I put up two of the Muirhead Bone posters on my journal while translating the play in July 2010. This one below is another in the series, the foreground including, according to its accompanying description, old trenches and dugouts.
Have had an exhilarating experience this past two afternoons. In a rehearsal room at the National Theatre of Scotland premises in Glasgow director Graham McLaren has directed a group of actors reading out my translation of Mother Courage and Her Children. They have shown a real understanding of the language, the nuances, a delivery and when required, a panache that has been music to my ears. After three long years with my script I felt yesterday “The secret is out.” Whatever happens, the secret is out. And some of the songs performed were very movingly done.
A final rehearsal tomorrow afternoon in the Tron, then the public staged reading itself there at 7.30.
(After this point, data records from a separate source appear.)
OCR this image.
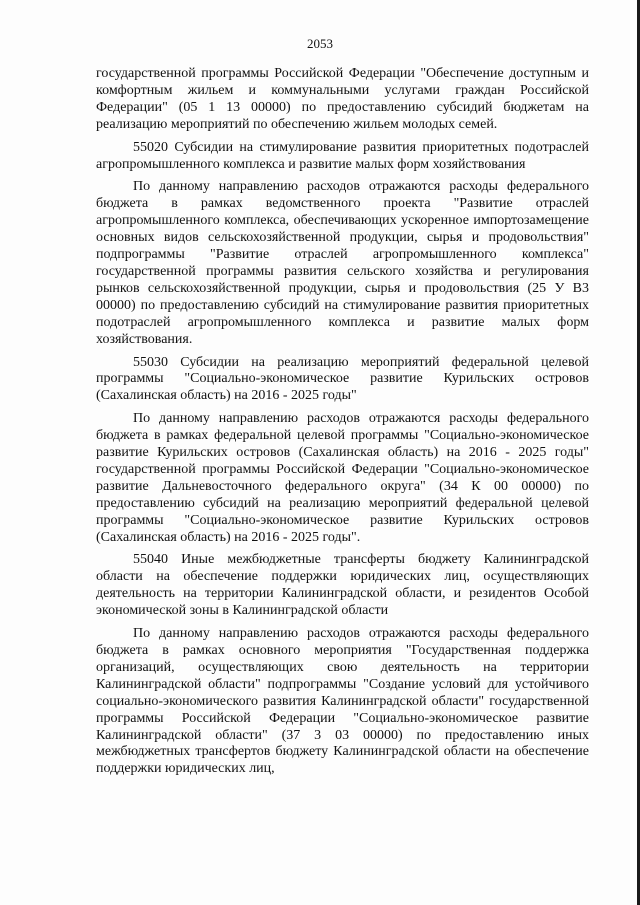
2053

государственной программы Российской Федерации "Обеспечение доступным и комфортным жильем и коммунальными услугами граждан Российской Федерации" (05 1 13 00000) по предоставлению субсидий бюджетам на реализацию мероприятий по обеспечению жильем молодых семей.

55020 Субсидии на стимулирование развития приоритетных подотраслей агропромышленного комплекса и развитие малых форм хозяйствования

По данному направлению расходов отражаются расходы федерального бюджета в рамках ведомственного проекта "Развитие отраслей агропромышленного комплекса, обеспечивающих ускоренное импортозамещение основных видов сельскохозяйственной продукции, сырья и продовольствия" подпрограммы "Развитие отраслей агропромышленного комплекса" государственной программы развития сельского хозяйства и регулирования рынков сельскохозяйственной продукции, сырья и продовольствия (25 У В3 00000) по предоставлению субсидий на стимулирование развития приоритетных подотраслей агропромышленного комплекса и развитие малых форм хозяйствования.

55030 Субсидии на реализацию мероприятий федеральной целевой программы "Социально-экономическое развитие Курильских островов (Сахалинская область) на 2016 - 2025 годы"

По данному направлению расходов отражаются расходы федерального бюджета в рамках федеральной целевой программы "Социально-экономическое развитие Курильских островов (Сахалинская область) на 2016 - 2025 годы" государственной программы Российской Федерации "Социально-экономическое развитие Дальневосточного федерального округа" (34 К 00 00000) по предоставлению субсидий на реализацию мероприятий федеральной целевой программы "Социально-экономическое развитие Курильских островов (Сахалинская область) на 2016 - 2025 годы".

55040 Иные межбюджетные трансферты бюджету Калининградской области на обеспечение поддержки юридических лиц, осуществляющих деятельность на территории Калининградской области, и резидентов Особой экономической зоны в Калининградской области

По данному направлению расходов отражаются расходы федерального бюджета в рамках основного мероприятия "Государственная поддержка организаций, осуществляющих свою деятельность на территории Калининградской области" подпрограммы "Создание условий для устойчивого социально-экономического развития Калининградской области" государственной программы Российской Федерации "Социально-экономическое развитие Калининградской области" (37 3 03 00000) по предоставлению иных межбюджетных трансфертов бюджету Калининградской области на обеспечение поддержки юридических лиц,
Back from London where before we got the train back home my son took us to his nearest gallery the Estorick in Canonbury Square where there was an exhibition of later de Chirico painting and sculpture. It came back to my mind lying in bed this morning seeing the ceiling damage over towards the window, so I got my camera and took a photo. Nothing much online from the exhibition though this figure called Castor from 1973 was one of the exhibits.
My translation of Brecht's Mother Courage and her Children has now been published and is available online from the publisher at £8.99 plus £1 postage here
Another old school book.
A subject I enjoyed a lot when I went to secondary school was elementary geometry. Used to like working out different ways of solving a problem beyond the first-discovered evidently “correct” one. I remember once when we had been told the solution in class to a set problem and I proposed my different way of solving it, the teacher said my final proof was what we would later find was called proof by analogy.
These elemental geometric shapes remind me of my triptych “For those of us who have to live outside the narrative”. And the pleasure I felt when one of my sons told me that when he grew up he wanted “to study shapes in nature.”